- EUR/USD falls for second day in a row, still under pressure.
- Dollar mixed on Wednesday ahead of US jobs data and Powell exposure.
- Inflation in the Eurozone marks a new record, while the attention continues on Ukraine.
EUR/USD is falling on Wednesday for the second day in a row. The pair hit a new low since May 2020 at 1.1058 during the European session and then bounced back, hitting levels above 1.1100 but unable to assert itself above.
In the American session preview, the EUR/USD is trading at 1.1080/90, with the bearish bias intact. The dollar remains relatively firm in the market, in a climate of caution that persists, with the focus on the situation in Ukraine and on the markets.
Inflation on the rise in the Eurozone, US data and Powell ahead
After the data by country with figures higher than expected, it was not a big surprise that inflation in the Eurozone will reach 5.8% in February, a new record, which puts the European Central Bank in trouble. The largest increases were in energy and goods. Added to the above is the current rise in the price of oil, which may continue to put upward pressure on prices. The ECB will pronounce itself next week, when the Governing Board meets on Thursday.
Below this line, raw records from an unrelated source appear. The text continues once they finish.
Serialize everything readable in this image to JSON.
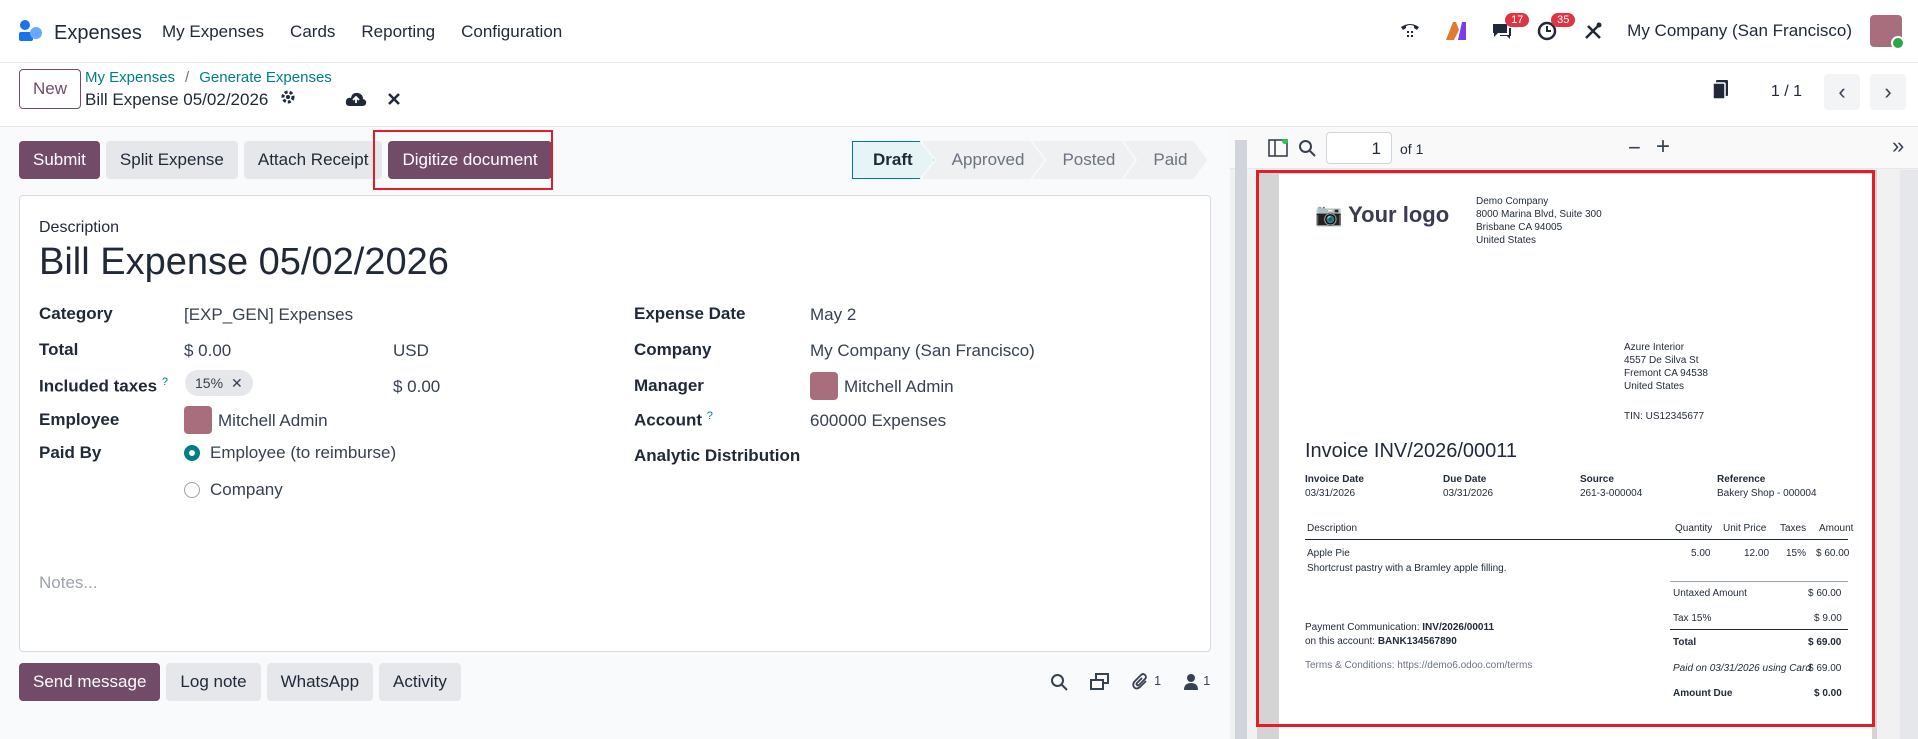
{
  "topbar": {
    "app_name": "Expenses",
    "menu": [
      "My Expenses",
      "Cards",
      "Reporting",
      "Configuration"
    ],
    "chat_badge": "17",
    "activity_badge": "35",
    "company": "My Company (San Francisco)"
  },
  "control": {
    "new_label": "New",
    "breadcrumb": [
      "My Expenses",
      "Generate Expenses"
    ],
    "breadcrumb_sep": "/",
    "record_title": "Bill Expense 05/02/2026",
    "pager": "1 / 1"
  },
  "actions": {
    "buttons": [
      "Submit",
      "Split Expense",
      "Attach Receipt",
      "Digitize document"
    ],
    "stages": [
      "Draft",
      "Approved",
      "Posted",
      "Paid"
    ],
    "active_stage": "Draft"
  },
  "form": {
    "description_label": "Description",
    "description_value": "Bill Expense 05/02/2026",
    "category_label": "Category",
    "category_value": "[EXP_GEN] Expenses",
    "total_label": "Total",
    "total_value": "$ 0.00",
    "currency": "USD",
    "taxes_label": "Included taxes",
    "help_mark": "?",
    "tax_tag": "15%",
    "tax_amount": "$ 0.00",
    "employee_label": "Employee",
    "employee_value": "Mitchell Admin",
    "paid_by_label": "Paid By",
    "paid_by_options": [
      "Employee (to reimburse)",
      "Company"
    ],
    "paid_by_selected": "Employee (to reimburse)",
    "expense_date_label": "Expense Date",
    "expense_date_value": "May 2",
    "company_label": "Company",
    "company_value": "My Company (San Francisco)",
    "manager_label": "Manager",
    "manager_value": "Mitchell Admin",
    "account_label": "Account",
    "account_value": "600000 Expenses",
    "analytic_label": "Analytic Distribution",
    "notes_placeholder": "Notes..."
  },
  "chatter": {
    "buttons": [
      "Send message",
      "Log note",
      "WhatsApp",
      "Activity"
    ],
    "attachments_count": "1",
    "followers_count": "1"
  },
  "preview": {
    "page_value": "1",
    "page_of": "of 1",
    "logo_text": "Your logo",
    "company_address": [
      "Demo Company",
      "8000 Marina Blvd, Suite 300",
      "Brisbane CA 94005",
      "United States"
    ],
    "customer_address": [
      "Azure Interior",
      "4557 De Silva St",
      "Fremont CA 94538",
      "United States"
    ],
    "tin": "TIN: US12345677",
    "invoice_title": "Invoice INV/2026/00011",
    "info_headers": [
      "Invoice Date",
      "Due Date",
      "Source",
      "Reference"
    ],
    "info_values": [
      "03/31/2026",
      "03/31/2026",
      "261-3-000004",
      "Bakery Shop - 000004"
    ],
    "line_headers": [
      "Description",
      "Quantity",
      "Unit Price",
      "Taxes",
      "Amount"
    ],
    "line": {
      "name": "Apple Pie",
      "desc": "Shortcrust pastry with a Bramley apple filling.",
      "qty": "5.00",
      "price": "12.00",
      "tax": "15%",
      "amount": "$ 60.00"
    },
    "totals": [
      {
        "label": "Untaxed Amount",
        "value": "$ 60.00"
      },
      {
        "label": "Tax 15%",
        "value": "$ 9.00"
      },
      {
        "label": "Total",
        "value": "$ 69.00"
      },
      {
        "label": "Paid on 03/31/2026 using Card",
        "value": "$ 69.00"
      },
      {
        "label": "Amount Due",
        "value": "$ 0.00"
      }
    ],
    "payment_comm_label": "Payment Communication:",
    "payment_comm_value": "INV/2026/00011",
    "account_label": "on this account:",
    "account_value": "BANK134567890",
    "terms": "Terms & Conditions: https://demo6.odoo.com/terms"
  },
  "colors": {
    "primary": "#714b67",
    "accent": "#017e84",
    "highlight": "#e11d2b"
  }
}
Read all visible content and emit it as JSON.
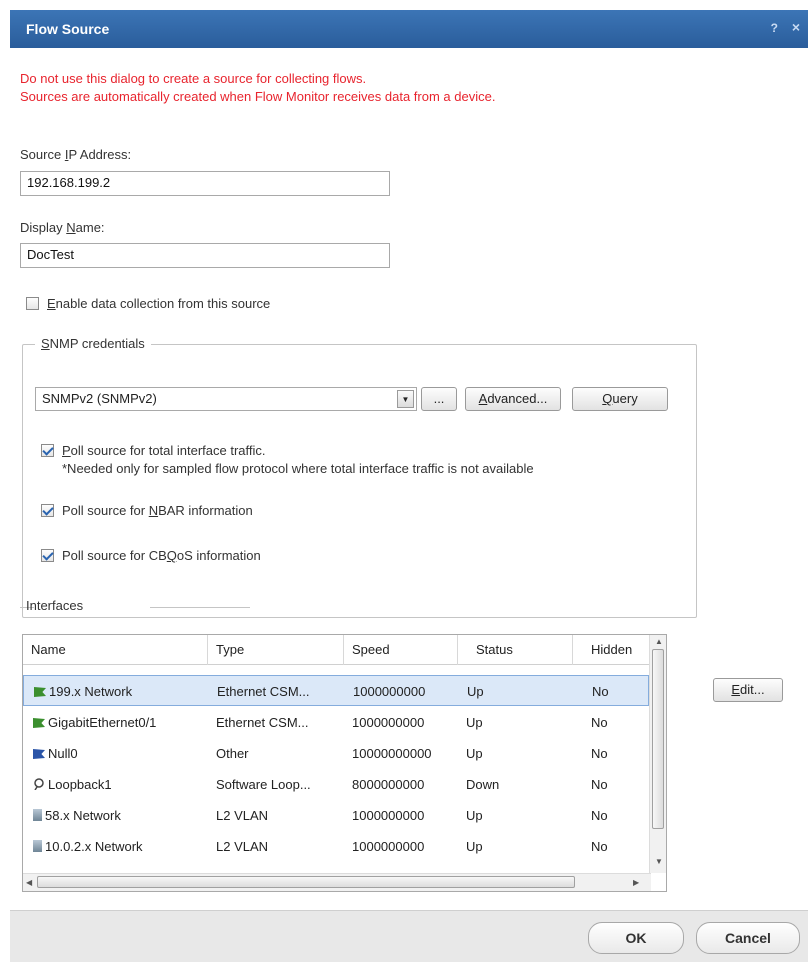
{
  "dialog": {
    "title": "Flow Source",
    "help_glyph": "?",
    "close_glyph": "×"
  },
  "warning": {
    "line1": "Do not use this dialog to create a source for collecting flows.",
    "line2": "Sources are automatically created when Flow Monitor receives data from a device."
  },
  "source_ip": {
    "label_pre": "Source ",
    "label_key": "I",
    "label_post": "P Address:",
    "value": "192.168.199.2"
  },
  "display_name": {
    "label_pre": "Display ",
    "label_key": "N",
    "label_post": "ame:",
    "value": "DocTest"
  },
  "enable_collection": {
    "key": "E",
    "rest": "nable data collection from this source",
    "checked": false
  },
  "snmp": {
    "legend_key": "S",
    "legend_rest": "NMP credentials",
    "selected": "SNMPv2 (SNMPv2)",
    "ellipsis_label": "...",
    "advanced_key": "A",
    "advanced_rest": "dvanced...",
    "query_key": "Q",
    "query_rest": "uery",
    "poll_total_key": "P",
    "poll_total_rest": "oll source for total interface traffic.",
    "poll_total_note": "*Needed only for sampled flow protocol where total interface traffic is not available",
    "poll_nbar_pre": "Poll source for ",
    "poll_nbar_key": "N",
    "poll_nbar_post": "BAR information",
    "poll_cbqos_pre": "Poll source for CB",
    "poll_cbqos_key": "Q",
    "poll_cbqos_post": "oS information"
  },
  "interfaces": {
    "legend": "Interfaces",
    "columns": [
      "Name",
      "Type",
      "Speed",
      "Status",
      "Hidden"
    ],
    "rows": [
      {
        "icon": "flag-green",
        "name": "199.x Network",
        "type": "Ethernet CSM...",
        "speed": "1000000000",
        "status": "Up",
        "hidden": "No",
        "selected": true
      },
      {
        "icon": "flag-green",
        "name": "GigabitEthernet0/1",
        "type": "Ethernet CSM...",
        "speed": "1000000000",
        "status": "Up",
        "hidden": "No"
      },
      {
        "icon": "flag-blue",
        "name": "Null0",
        "type": "Other",
        "speed": "10000000000",
        "status": "Up",
        "hidden": "No"
      },
      {
        "icon": "loopback",
        "name": "Loopback1",
        "type": "Software Loop...",
        "speed": "8000000000",
        "status": "Down",
        "hidden": "No"
      },
      {
        "icon": "vlan",
        "name": "58.x Network",
        "type": "L2 VLAN",
        "speed": "1000000000",
        "status": "Up",
        "hidden": "No"
      },
      {
        "icon": "vlan",
        "name": "10.0.2.x Network",
        "type": "L2 VLAN",
        "speed": "1000000000",
        "status": "Up",
        "hidden": "No"
      }
    ],
    "edit_key": "E",
    "edit_rest": "dit..."
  },
  "footer": {
    "ok": "OK",
    "cancel": "Cancel"
  }
}
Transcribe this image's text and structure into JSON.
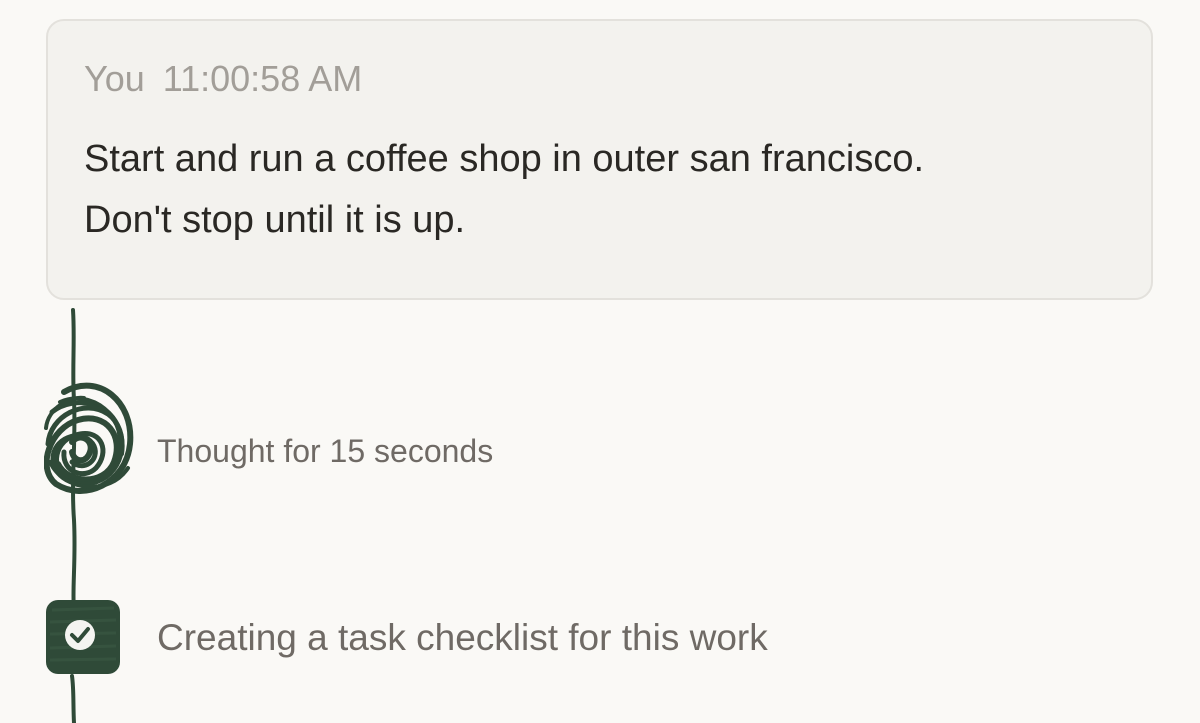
{
  "message": {
    "author": "You",
    "timestamp": "11:00:58 AM",
    "lines": [
      "Start and run a coffee shop in outer san francisco.",
      "Don't stop until it is up."
    ]
  },
  "steps": [
    {
      "icon": "scribble-thinking-icon",
      "label": "Thought for 15 seconds"
    },
    {
      "icon": "checkbox-checked-icon",
      "label": "Creating a task checklist for this work"
    }
  ],
  "colors": {
    "background": "#faf9f6",
    "card": "#f3f2ee",
    "card_border": "#e3e1dc",
    "accent_green": "#2f4a38",
    "muted_text": "#a29e98",
    "body_text": "#2a2824",
    "step_text": "#6f6a65"
  }
}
In the US on Wednesday the ADP employment report will be published, which is expected to show an increase of 400,000 jobs in the private sector. Attention will then turn to the Jerome Powell exhibit. The president of the Federal Reserve will speak before a Congressional Committee (he will also do so on Thursday before another) for the presentation of the semi-annual report on monetary policy. Charles Evans of the Chicago Fed and James Bullard of the St. Louis Fed will speak publicly. In the afternoon of the American session the Fed will publish the Beige Book.